Soon, we'll look at how to implement this procedure without needing to `for`-loop over values of `d`.

### $k$-fold cross-validation in `sklearn`

Note that for each choice of degree (our hyperparameter), we have **five** RMSEs, one for each "fold" of the data. This means that in total, 125 models were trained/fit to data!

In [None]:
errs_df

We should choose the degree with the lowest **average** validation RMSE.

In [None]:
errs_df.mean().idxmin()

Note that if we didn't perform $k$-fold cross-validation, but instead just used a single validation set, we may have ended up with a different result:

In [None]:
errs_df.idxmin(axis=1)

***Note***: You may notice that the RMSEs in Folds 1 and 5 are significantly higher than in other folds. Can you think of reasons why, and how we might fix this?

### Another example: Tips

We can also use $k$-fold cross-validation to determine which subset of features to use in a linear model that predicts tips (though, as you'll see, the code is not pretty).

In [None]:
import seaborn as sns
tips = sns.load_dataset('tips')
tips.head()

In [None]:
from sklearn.compose import ColumnTransformer
from sklearn.preprocessing import FunctionTransformer, OneHotEncoder

As we should always do, we'll perform a train-test split on `tips` and will only use the training data for cross-validation.

In [None]:
from sklearn.model_selection import train_test_split

In [None]:
X = tips.drop('tip', axis=1)
y = tips['tip']
X_train, X_test, y_train, y_test = train_test_split(X, y, test_size=0.2, random_state=1)

In [None]:
# A dictionary that maps names to Pipeline objects.
pipes = {
    'total_bill only': Pipeline([
        ('trans', ColumnTransformer(
            [('keep', FunctionTransformer(lambda x: x), ['total_bill'])], 
            remainder='drop')), 
        ('lin-reg', LinearRegression())
    ]),
    'total_bill + size': Pipeline([
        ('trans', ColumnTransformer(
            [('keep', FunctionTransformer(lambda x: x), ['total_bill', 'size'])], 
            remainder='drop')), 
        ('lin-reg', LinearRegression())
    ]),
    'total_bill + size + OHE smoker': Pipeline([
        ('trans', ColumnTransformer(
            [('keep', FunctionTransformer(lambda x: x), ['total_bill', 'size']),
             ('ohe', OneHotEncoder(), ['smoker'])], 
            remainder='drop')), 
        ('lin-reg', LinearRegression())
    ]),
    'total_bill + size + OHE all': Pipeline([
        ('trans', ColumnTransformer(
            [('keep', FunctionTransformer(lambda x: x), ['total_bill', 'size']),
             ('ohe', OneHotEncoder(), ['smoker', 'sex', 'time', 'day'])], 
            remainder='drop')), 
        ('lin-reg', LinearRegression())
    ]),
}

In [None]:
pipe_df = pd.DataFrame()

for pipe in pipes:
    errs = cross_val_score(pipes[pipe], X_train, y_train,
                           cv=5, scoring='neg_root_mean_squared_error')
    pipe_df[pipe] = -errs
    
pipe_df.index = [f'Fold {i}' for i in range(1, 6)]
pipe_df.index.name = 'Validation Fold'

In [None]:
pipe_df

In [None]:
pipe_df.mean()

In [None]:
pipe_df.mean().idxmin()

Even though the third model has the lowest average validation RMSE, its average validation RMSE is very close to that of the other, simpler models, and as a result we'd likely use the simplest model in practice.

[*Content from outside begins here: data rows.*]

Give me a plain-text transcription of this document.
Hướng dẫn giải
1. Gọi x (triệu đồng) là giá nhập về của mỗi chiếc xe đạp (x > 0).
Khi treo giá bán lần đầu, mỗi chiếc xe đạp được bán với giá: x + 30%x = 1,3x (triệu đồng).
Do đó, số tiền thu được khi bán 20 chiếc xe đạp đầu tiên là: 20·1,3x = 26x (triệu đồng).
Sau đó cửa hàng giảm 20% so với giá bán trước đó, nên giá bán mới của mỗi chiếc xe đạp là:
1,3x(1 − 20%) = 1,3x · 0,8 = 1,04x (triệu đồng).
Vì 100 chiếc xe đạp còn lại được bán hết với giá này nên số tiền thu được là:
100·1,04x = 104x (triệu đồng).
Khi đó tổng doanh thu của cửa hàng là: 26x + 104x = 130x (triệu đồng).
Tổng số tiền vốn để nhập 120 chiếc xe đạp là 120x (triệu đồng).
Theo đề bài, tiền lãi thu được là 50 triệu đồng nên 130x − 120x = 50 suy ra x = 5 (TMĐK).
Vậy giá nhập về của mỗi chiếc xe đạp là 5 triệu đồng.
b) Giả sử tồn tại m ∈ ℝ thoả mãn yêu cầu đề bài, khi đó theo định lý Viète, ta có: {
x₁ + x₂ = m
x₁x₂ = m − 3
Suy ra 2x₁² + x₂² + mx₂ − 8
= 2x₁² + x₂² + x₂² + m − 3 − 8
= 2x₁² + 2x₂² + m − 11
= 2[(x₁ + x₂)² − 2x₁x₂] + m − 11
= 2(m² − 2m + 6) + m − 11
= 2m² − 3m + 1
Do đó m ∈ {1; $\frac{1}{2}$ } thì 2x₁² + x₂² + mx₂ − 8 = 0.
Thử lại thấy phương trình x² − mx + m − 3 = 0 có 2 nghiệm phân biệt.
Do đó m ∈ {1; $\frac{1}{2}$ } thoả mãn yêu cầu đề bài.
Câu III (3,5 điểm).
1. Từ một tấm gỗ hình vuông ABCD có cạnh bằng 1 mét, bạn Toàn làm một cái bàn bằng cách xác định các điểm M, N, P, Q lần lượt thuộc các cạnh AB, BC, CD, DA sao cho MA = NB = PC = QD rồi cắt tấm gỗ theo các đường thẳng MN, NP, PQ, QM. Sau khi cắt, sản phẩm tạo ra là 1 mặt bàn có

### Summary: Generalization

1. Split the data into two sets: <span style='color: blue'><b>training</b></span> and <span style='color: orange'><b>test</b></span>.

2. Use only the <span style='color: blue'><b>training</b></span> data when designing, training, and tuning the model.
    - Use <span style='color: green'><b>$k$-fold cross-validation</b></span> to choose hyperparameters and estimate the model's ability to generalize.
    - Do not ❌ look at the <span style='color: orange'><b>test</b></span> data in this step!
    
3. Commit to your final model and train it using the entire <span style='color: blue'><b>training</b></span> set.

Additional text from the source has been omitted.